Mina caminó entre ellos con el semblante tan frío como la muerte.

—¿A dónde vas? —demandó Galdar mientras la seguía.

—Al templo. Hay mucho que hacer y disponemos de muy poco tiempo para hacerlo.

—Mina —le susurró al oído en tono urgente—, no puedes dejar que se enfrenten solos a esto. Por amor a ti encontrarán el valor necesario para aguantar y luchar contra los Dragones Dorados, pero si no estás aquí...

Mina se detuvo.

—¡No luchan por amor a mí! —La voz le temblaba—. ¡Luchan por el Único! —Se volvió para mirar a sus caballeros—. Oídme bien. Libraréis esta batalla por el Único. Tenéis que defender la ciudad en su nombre. Cualquier hombre que huya ante el enemigo conocerá la ira del Único.

Sus caballeros agacharon la cabeza y dieron media vuelta. Pero no caminaban enorgullecidos de vuelta a sus puestos como podían haber hecho antaño, sino que iban como escabulléndose, el gesto hosco.

—¿Qué les pasa? —preguntó Mina consternada, desconcertada.

—Antes te seguían por amor, Mina. Ahora te obedecen como lo haría un perro azotado, por miedo al látigo. ¿Es eso lo que quieres?

La joven se mordió el labio, aparentemente indecisa, y Galdar confió en que rehusara atender a la voz.
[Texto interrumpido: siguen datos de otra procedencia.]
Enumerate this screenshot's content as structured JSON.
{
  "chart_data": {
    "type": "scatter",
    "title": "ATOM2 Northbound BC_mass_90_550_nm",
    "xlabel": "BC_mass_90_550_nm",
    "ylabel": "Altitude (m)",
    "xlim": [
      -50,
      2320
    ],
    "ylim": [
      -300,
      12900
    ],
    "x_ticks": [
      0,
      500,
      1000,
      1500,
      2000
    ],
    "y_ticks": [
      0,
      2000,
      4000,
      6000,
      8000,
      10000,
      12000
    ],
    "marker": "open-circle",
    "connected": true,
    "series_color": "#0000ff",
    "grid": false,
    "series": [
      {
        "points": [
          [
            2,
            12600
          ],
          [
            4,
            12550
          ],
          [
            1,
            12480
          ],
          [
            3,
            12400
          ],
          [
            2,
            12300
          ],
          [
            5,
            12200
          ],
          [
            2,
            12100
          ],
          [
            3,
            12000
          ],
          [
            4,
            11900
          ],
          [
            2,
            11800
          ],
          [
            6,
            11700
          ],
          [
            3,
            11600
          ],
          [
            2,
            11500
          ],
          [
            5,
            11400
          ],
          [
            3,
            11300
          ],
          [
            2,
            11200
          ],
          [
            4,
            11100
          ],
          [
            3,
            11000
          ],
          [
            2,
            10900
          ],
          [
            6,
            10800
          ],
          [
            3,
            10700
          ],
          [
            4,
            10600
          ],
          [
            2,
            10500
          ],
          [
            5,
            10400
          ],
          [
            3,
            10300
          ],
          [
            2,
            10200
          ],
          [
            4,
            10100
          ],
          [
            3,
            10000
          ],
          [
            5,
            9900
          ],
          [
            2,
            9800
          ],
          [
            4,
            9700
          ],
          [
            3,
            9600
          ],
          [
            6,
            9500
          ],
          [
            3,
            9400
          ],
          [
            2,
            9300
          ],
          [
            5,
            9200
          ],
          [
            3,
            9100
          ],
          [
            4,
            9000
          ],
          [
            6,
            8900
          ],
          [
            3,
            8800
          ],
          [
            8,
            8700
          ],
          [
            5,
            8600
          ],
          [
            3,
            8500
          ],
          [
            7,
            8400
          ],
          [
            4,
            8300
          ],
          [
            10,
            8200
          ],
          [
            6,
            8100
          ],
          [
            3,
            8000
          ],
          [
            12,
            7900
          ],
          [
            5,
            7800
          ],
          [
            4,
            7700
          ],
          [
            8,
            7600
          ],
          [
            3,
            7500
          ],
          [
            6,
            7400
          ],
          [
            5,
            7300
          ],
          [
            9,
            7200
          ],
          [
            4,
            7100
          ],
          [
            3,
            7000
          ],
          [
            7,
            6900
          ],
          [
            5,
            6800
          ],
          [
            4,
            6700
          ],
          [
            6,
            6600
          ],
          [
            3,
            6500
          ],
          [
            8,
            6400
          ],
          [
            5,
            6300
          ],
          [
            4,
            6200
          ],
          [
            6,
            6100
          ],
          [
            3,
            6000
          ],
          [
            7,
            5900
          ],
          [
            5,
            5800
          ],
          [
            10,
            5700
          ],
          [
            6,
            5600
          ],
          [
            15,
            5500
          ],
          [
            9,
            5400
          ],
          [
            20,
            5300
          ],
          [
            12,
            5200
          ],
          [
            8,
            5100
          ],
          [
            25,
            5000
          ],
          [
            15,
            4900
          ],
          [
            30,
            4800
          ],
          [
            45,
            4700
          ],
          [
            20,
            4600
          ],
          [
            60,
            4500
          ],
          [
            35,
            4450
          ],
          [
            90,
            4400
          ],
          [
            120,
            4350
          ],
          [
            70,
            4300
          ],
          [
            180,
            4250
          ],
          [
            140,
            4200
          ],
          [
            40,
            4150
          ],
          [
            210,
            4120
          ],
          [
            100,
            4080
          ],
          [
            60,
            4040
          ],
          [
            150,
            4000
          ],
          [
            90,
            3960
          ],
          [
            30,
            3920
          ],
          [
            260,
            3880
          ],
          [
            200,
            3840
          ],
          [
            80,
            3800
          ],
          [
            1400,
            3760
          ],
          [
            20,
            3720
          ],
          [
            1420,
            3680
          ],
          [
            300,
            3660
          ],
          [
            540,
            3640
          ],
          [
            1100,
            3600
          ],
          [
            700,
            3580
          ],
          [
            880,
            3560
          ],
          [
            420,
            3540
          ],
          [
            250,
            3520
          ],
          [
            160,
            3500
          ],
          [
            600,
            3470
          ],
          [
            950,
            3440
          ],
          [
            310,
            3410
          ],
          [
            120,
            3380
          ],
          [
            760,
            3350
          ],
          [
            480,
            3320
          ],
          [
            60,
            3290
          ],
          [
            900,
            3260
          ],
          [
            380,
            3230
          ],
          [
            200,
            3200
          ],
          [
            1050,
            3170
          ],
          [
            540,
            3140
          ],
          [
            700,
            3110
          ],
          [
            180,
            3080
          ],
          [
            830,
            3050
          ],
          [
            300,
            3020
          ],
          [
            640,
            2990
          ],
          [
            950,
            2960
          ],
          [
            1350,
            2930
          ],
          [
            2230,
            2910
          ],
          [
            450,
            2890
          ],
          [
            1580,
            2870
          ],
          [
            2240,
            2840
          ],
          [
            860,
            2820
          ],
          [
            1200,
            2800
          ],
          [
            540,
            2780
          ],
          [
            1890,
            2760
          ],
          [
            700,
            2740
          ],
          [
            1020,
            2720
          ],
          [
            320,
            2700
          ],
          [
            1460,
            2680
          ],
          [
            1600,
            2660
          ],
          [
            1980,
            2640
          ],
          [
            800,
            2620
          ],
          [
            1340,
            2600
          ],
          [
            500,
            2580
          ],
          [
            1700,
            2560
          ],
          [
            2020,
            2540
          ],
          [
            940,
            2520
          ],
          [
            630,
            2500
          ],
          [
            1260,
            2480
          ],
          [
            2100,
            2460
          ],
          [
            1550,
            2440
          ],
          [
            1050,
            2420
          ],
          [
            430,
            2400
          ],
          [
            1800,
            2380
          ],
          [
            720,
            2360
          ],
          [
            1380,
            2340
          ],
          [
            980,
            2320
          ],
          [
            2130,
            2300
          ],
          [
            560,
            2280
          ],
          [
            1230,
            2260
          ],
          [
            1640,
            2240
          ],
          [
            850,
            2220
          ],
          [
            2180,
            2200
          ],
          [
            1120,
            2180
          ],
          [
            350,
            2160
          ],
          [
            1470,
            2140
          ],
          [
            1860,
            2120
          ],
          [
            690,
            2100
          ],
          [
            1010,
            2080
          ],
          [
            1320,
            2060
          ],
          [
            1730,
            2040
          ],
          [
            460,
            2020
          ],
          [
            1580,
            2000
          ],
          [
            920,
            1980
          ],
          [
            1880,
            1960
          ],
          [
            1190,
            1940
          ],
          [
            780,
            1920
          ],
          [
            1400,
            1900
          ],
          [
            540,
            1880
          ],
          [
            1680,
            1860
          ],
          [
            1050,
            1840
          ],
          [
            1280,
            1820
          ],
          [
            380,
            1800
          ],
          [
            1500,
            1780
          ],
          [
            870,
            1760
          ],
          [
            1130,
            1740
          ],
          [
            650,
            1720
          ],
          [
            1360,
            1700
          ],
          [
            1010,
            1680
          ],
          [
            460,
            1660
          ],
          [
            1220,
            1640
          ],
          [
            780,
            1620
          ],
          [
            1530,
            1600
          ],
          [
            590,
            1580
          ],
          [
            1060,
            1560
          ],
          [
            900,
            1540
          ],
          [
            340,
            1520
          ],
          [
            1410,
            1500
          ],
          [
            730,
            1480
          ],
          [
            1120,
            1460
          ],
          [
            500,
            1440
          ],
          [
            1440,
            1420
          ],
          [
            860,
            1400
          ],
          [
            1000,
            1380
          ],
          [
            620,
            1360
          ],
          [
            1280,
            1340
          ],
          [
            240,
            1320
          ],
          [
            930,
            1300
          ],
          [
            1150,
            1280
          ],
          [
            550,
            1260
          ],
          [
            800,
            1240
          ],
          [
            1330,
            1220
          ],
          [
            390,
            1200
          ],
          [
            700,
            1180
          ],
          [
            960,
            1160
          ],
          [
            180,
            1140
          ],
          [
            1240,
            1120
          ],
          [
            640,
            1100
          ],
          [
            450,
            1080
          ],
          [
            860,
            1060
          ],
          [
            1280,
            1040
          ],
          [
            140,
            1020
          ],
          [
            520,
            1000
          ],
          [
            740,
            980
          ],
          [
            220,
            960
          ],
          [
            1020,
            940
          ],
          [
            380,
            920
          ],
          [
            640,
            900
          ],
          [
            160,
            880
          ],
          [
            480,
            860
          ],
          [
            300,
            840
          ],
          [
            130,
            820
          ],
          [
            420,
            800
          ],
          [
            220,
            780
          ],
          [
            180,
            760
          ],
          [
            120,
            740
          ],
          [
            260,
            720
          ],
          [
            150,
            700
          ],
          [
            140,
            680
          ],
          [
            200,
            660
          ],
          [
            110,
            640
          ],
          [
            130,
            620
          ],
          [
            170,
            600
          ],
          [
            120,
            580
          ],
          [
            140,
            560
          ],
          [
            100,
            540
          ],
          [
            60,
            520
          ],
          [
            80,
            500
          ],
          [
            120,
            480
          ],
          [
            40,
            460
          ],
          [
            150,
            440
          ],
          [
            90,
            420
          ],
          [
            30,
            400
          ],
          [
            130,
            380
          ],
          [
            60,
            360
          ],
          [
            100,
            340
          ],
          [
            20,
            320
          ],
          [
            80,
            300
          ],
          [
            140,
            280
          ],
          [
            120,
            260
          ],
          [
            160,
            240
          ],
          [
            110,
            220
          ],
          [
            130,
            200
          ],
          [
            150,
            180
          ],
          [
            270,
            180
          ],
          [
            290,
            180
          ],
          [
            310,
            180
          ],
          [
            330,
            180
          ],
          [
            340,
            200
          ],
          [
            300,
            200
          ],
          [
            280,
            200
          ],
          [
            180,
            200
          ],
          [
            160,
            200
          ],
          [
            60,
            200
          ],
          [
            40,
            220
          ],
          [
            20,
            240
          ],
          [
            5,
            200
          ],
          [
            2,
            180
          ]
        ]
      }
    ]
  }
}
Que hiciera lo que le parecía honorable, lo que creía justo. Que siguiera leal a sus hombres, como ellos le habían sido leales a pesar de los muchos peligros y penalidades.

Mina endureció el gesto y sus ojos ambarinos reflejaron dureza.

—Que corran esos perros. No los necesito. Tengo al Único. Voy al templo a preparar la ceremonia. ¿Vienes? —demandó—. ¿O también vas a salir corriendo?

Galdar miró los ojos ambarinos y ya no se vio en ellos. Ya no vio a nadie. Estaban vacíos.

Echó a andar sin esperar su respuesta, sin mirar si la seguía. Le daba igual una cosa u otra.

El minotauro vaciló. Miró hacia la Puerta Oeste, donde los caballeros estaban reunidos en grupos que hablaban en voz baja. Dudaba mucho de que estuvieran discutiendo estrategias para la batalla. Un alboroto de gritos empezó a levantarse en las calles a medida que se extendía la noticia de que cientos de Dragones Dorados y Plateados iban a caer sobre Sanction. Nadie hacía nada para disipar el terror. Ahora cada cual pensaba sólo en sí mismo y sólo tenía un pensamiento en la cabeza: sobrevivir. A no tardar estallaría un tumulto cuando hombres y mujeres se convirtieran en animales salvajes, mordiendo, arañando y luchando para salvar el pellejo. En su pánico, podría muy bien ocurrir que se destruyeran a sí mismos antes de que el ejército de su enemigo hubiera llegado.

«Si me quedo en las murallas podría agrupar a unos cuantos —pensó Galdar—. Encontraría algunos que combatirían el terror y lucharían conmigo. Tendría una muerte honorable, digna.»

Siguió con la mirada a Mina, que se alejaba sola, a excepción de la vaga figura de cinco cabezas que se cernía sobre ella, la rodeaba, la aislaba de todos los que la habían amado o admirado.

—¡Grandísima zorra! —masculló Galdar—. No te librarás de mí tan fácilmente.

Asió su espada y corrió en pos de Mina.